Hollande reprend le projet de taxe sur les transactions financières

Mais c’est l’Arlésienne. Car si ce projet de taxe figura au menu des débats du G20 lorsque la France le présidait, les affres dans lesquels l’Europe se débat l’ont vite reléguée au second plan, et quasiment enterrée. Mais à Rio, François Hollande a repris le dossier que Nicolas Sarkozy avait porté. «La France reste déterminée à instituer avec les Etats qui le voudront, avec les Européens, avec d’autres, une taxe sur les transactions financières», a-t-il déclaré.

A ce stade, on ne peut parler de véritable avancée. Mais on pourrait ne pas en rester au domaine de l’incantatoire. L’ONG Oxam France, qui agit pour la solidarité internationale et contre la pauvreté, veut prendre François Hollande au mot pour entraîner les Etats européens:

«Alors que la crise économique se poursuit et que les pratiques de l’industrie financière n’ont pas véritablement changé, la finance doit plus que jamais payer ce minimum de solidarité internationale.»

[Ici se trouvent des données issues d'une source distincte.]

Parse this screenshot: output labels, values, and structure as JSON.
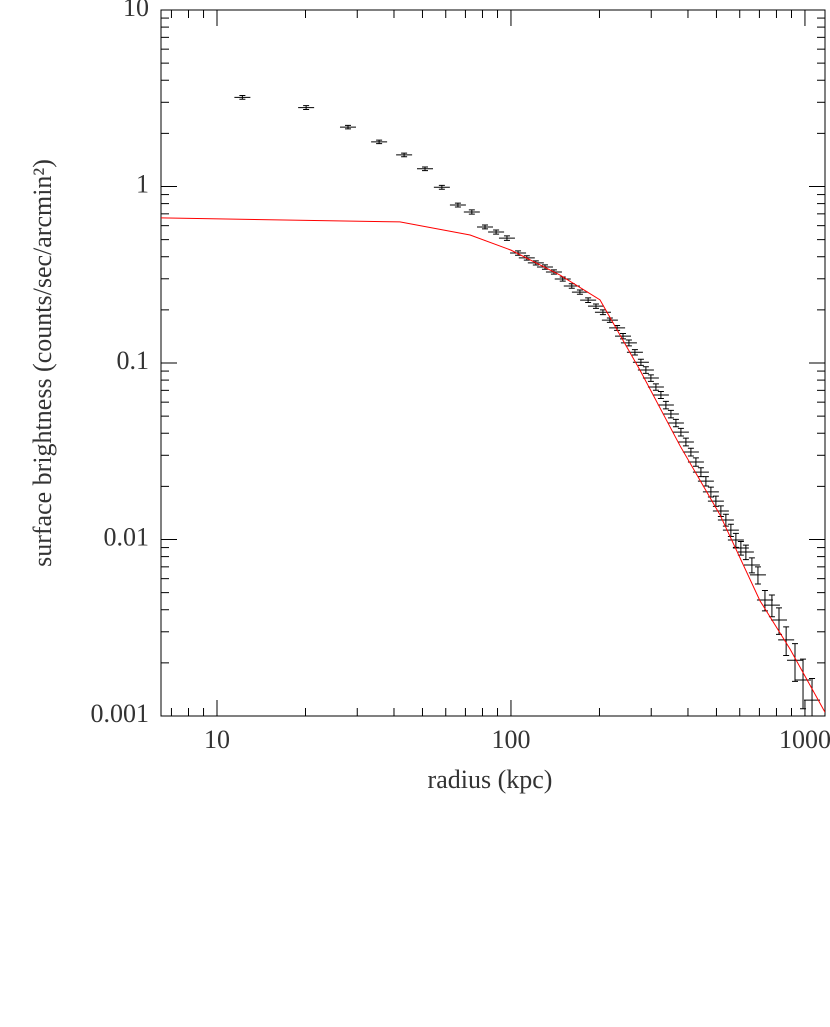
{
  "chart_data": {
    "type": "scatter",
    "xlabel": "radius (kpc)",
    "ylabel": "surface brightness (counts/sec/arcmin²)",
    "xlog": true,
    "ylog": true,
    "xlim": [
      6.45,
      1170
    ],
    "ylim": [
      0.001,
      10
    ],
    "xticks": [
      10,
      100,
      1000
    ],
    "yticks": [
      0.001,
      0.01,
      0.1,
      1,
      10
    ],
    "xminorticks": [
      7,
      8,
      9,
      20,
      30,
      40,
      50,
      60,
      70,
      80,
      90,
      200,
      300,
      400,
      500,
      600,
      700,
      800,
      900
    ],
    "yminorticks": [
      0.002,
      0.003,
      0.004,
      0.005,
      0.006,
      0.007,
      0.008,
      0.009,
      0.02,
      0.03,
      0.04,
      0.05,
      0.06,
      0.07,
      0.08,
      0.09,
      0.2,
      0.3,
      0.4,
      0.5,
      0.6,
      0.7,
      0.8,
      0.9,
      2,
      3,
      4,
      5,
      6,
      7,
      8,
      9
    ],
    "series": [
      {
        "type": "errorbar",
        "color": "#000000",
        "x": [
          12.2,
          20.1,
          27.9,
          35.6,
          43.3,
          51,
          58.2,
          66,
          73.6,
          81.6,
          89,
          96.9,
          105.7,
          113.2,
          121.5,
          130.5,
          140,
          150,
          161,
          171.6,
          183,
          194.6,
          205.5,
          217,
          229.6,
          240.5,
          251.9,
          264,
          276.7,
          287.7,
          299.2,
          311.2,
          323.6,
          336.5,
          350,
          364,
          378.5,
          393.6,
          409.3,
          425.7,
          442.7,
          460.3,
          478.7,
          497.8,
          517.6,
          538.3,
          559.8,
          582.2,
          605.4,
          629.6,
          660,
          692,
          731,
          772,
          816,
          863,
          925,
          985,
          1057
        ],
        "values": [
          3.2,
          2.8,
          2.17,
          1.79,
          1.51,
          1.26,
          0.99,
          0.785,
          0.717,
          0.59,
          0.552,
          0.51,
          0.42,
          0.394,
          0.369,
          0.35,
          0.328,
          0.299,
          0.273,
          0.252,
          0.227,
          0.21,
          0.194,
          0.175,
          0.158,
          0.142,
          0.13,
          0.115,
          0.101,
          0.0913,
          0.0822,
          0.0731,
          0.0659,
          0.0578,
          0.0514,
          0.0457,
          0.0406,
          0.0357,
          0.0313,
          0.0275,
          0.0241,
          0.0214,
          0.0186,
          0.0165,
          0.0145,
          0.0129,
          0.0113,
          0.00993,
          0.00895,
          0.00849,
          0.00717,
          0.0063,
          0.00454,
          0.00425,
          0.0035,
          0.0027,
          0.00207,
          0.0016,
          0.00123
        ],
        "errors": [
          0.08,
          0.07,
          0.05,
          0.04,
          0.035,
          0.03,
          0.025,
          0.02,
          0.02,
          0.015,
          0.015,
          0.015,
          0.012,
          0.011,
          0.01,
          0.01,
          0.009,
          0.008,
          0.008,
          0.007,
          0.007,
          0.006,
          0.006,
          0.005,
          0.005,
          0.005,
          0.005,
          0.004,
          0.004,
          0.004,
          0.0035,
          0.003,
          0.003,
          0.0028,
          0.0025,
          0.0022,
          0.002,
          0.0018,
          0.0016,
          0.0015,
          0.0014,
          0.0013,
          0.0012,
          0.0011,
          0.001,
          0.001,
          0.0009,
          0.0009,
          0.0008,
          0.0008,
          0.0007,
          0.0007,
          0.0006,
          0.0006,
          0.0006,
          0.0005,
          0.0005,
          0.0005,
          0.0004
        ]
      },
      {
        "type": "line",
        "color": "#ff0000",
        "x": [
          6.45,
          41.9,
          72.6,
          100,
          146.8,
          200.8,
          274.8,
          375.8,
          514,
          703,
          889,
          1170
        ],
        "values": [
          0.664,
          0.63,
          0.531,
          0.436,
          0.315,
          0.228,
          0.091,
          0.034,
          0.0138,
          0.0045,
          0.0024,
          0.00105
        ]
      }
    ]
  }
}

L’Europe est favorable, d’abord pour elle-même

Or, le terrain est déjà balisé pour le président français. La Commission européenne s’est ainsi prononcée en septembre dernier en faveur d’une taxe sur les transactions financières confirmant la position affichée un an plus tôt.

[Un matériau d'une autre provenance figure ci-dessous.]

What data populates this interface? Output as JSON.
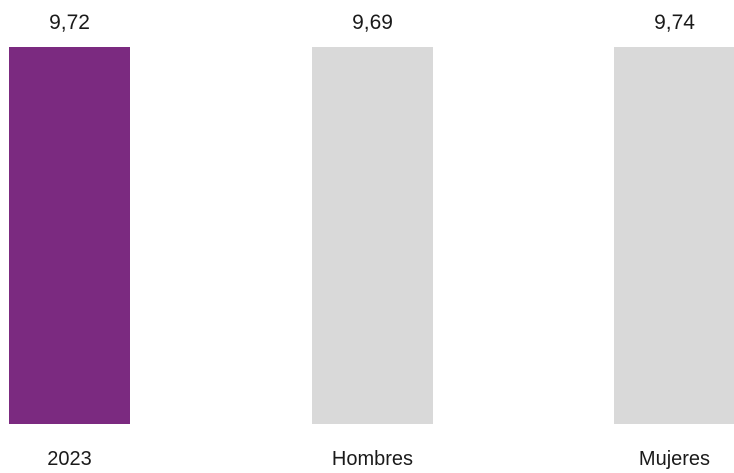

Sa proposition, toutefois, s’éloigne du projet initial. Pour la Commission, il s’agit également de «créer une nouvelle source de recettes, avec pour objectif de remplacer progressivement les contributions nationales au budget de l'UE, allégeant ainsi la charge qui pèse sur les trésors nationaux». Priorité, donc, à la reconstruction des économies européennes et au renflouement des finances publiques.

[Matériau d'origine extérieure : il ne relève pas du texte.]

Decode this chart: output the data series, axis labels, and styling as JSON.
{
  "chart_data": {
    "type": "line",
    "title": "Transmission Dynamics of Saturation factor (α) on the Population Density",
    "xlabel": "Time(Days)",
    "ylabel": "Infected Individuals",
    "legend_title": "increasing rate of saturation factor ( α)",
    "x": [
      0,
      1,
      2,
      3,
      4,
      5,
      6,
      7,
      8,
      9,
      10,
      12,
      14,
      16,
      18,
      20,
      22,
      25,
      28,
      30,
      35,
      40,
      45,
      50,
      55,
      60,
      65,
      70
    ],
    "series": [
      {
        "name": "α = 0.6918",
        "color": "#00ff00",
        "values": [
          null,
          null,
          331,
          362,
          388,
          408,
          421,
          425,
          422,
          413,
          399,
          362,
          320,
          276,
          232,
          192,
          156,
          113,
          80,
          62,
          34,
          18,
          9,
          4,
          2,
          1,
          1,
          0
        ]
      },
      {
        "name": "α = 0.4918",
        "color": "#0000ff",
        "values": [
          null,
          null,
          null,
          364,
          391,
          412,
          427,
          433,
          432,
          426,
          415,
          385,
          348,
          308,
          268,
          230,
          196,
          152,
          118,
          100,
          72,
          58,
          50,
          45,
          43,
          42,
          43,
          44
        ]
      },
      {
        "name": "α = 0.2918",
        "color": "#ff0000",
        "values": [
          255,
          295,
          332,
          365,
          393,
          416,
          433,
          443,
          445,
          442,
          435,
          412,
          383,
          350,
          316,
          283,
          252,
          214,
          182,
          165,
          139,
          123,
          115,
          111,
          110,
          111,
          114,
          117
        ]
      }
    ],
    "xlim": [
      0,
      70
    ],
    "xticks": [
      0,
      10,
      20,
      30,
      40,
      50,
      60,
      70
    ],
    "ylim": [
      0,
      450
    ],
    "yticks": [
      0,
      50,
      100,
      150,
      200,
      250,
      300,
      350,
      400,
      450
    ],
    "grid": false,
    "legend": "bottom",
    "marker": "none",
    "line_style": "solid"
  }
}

Le projet de Bruxelles exclut par ailleurs un certain nombre de transactions financières du champ d'application de la TTF, ce qui limiterait son rendement. Toutefois, sur la base d’un taux de 0,1% pour l’échange d’actions et d’obligations et de 0,01% pour les contrats dérivés, les recettes pourraient s’élever à environ 57 milliards d’euros pas an.

Ce que confirment différentes études de l’ONU et de l’OCDE sur le sujet. Et a été approuvé par le Parlement européen en avril dernier, juste avant la publication de nouvelles notes explicatives de la Commission début mai.

La perspective d’une «coopération renforcée»

Pour autant, rien n’est acquis. Car à côté des six pays (Allemagne, France, Belgique, Autriche, Portugal et Slovénie) favorables à l’instauration de cette taxe et de quelques autres qui n’y sont pas opposés, certains comme le Royaume-Uni, les Pays-Bas et l’Irlande y sont farouchement opposés.

Mais si les 27 membres de l’Union européenne ne parvenaient pas à se mettre d‘accord, la capacité donnée à un certain nombre de pays de mettre en place une coopération renforcée –ce que prévoient les institutions européennes– pourrait être activée.

Ce ne serait pas la première du genre. L’euro, par exemple, est le fruit d’une coopération renforcée. Cette TTF pourrait en être une autre.

Ainsi la détermination affichée par François Hollande s’inscrit-elle dans une démarche déjà engagée, et qui pourrait franchir une nouvelle étape au Conseil européen de la fin juin, au moins au niveau du calendrier.

Un engagement jusqu’où?

Reste à savoir si les recettes de cette taxe iront, au moins pour partie, aux pays les plus pauvres. «Je prends l’engagement que si cette taxe est créée, une partie de ces revenus sera affectée au développement», a affirmé François Hollande à Rio pour rassurer les ONG et ne pas rester dans la tonalité de ce sommet de l’échec.

Cette volonté se justifierait d’autant plus que toute aide aux pays les plus pauvres contribue à fixer leurs populations sur place et à réduire l’immigration clandestine qui pose tant de problèmes aux pays les plus riches.

Mais tout dépend des sommes allouées à cette aide. Pour l’instant, la TTF dessinée par Bruxelles est avant tout destinée à l’Europe elle-même, ce qui reste bien éloigné des ambitions de Rio.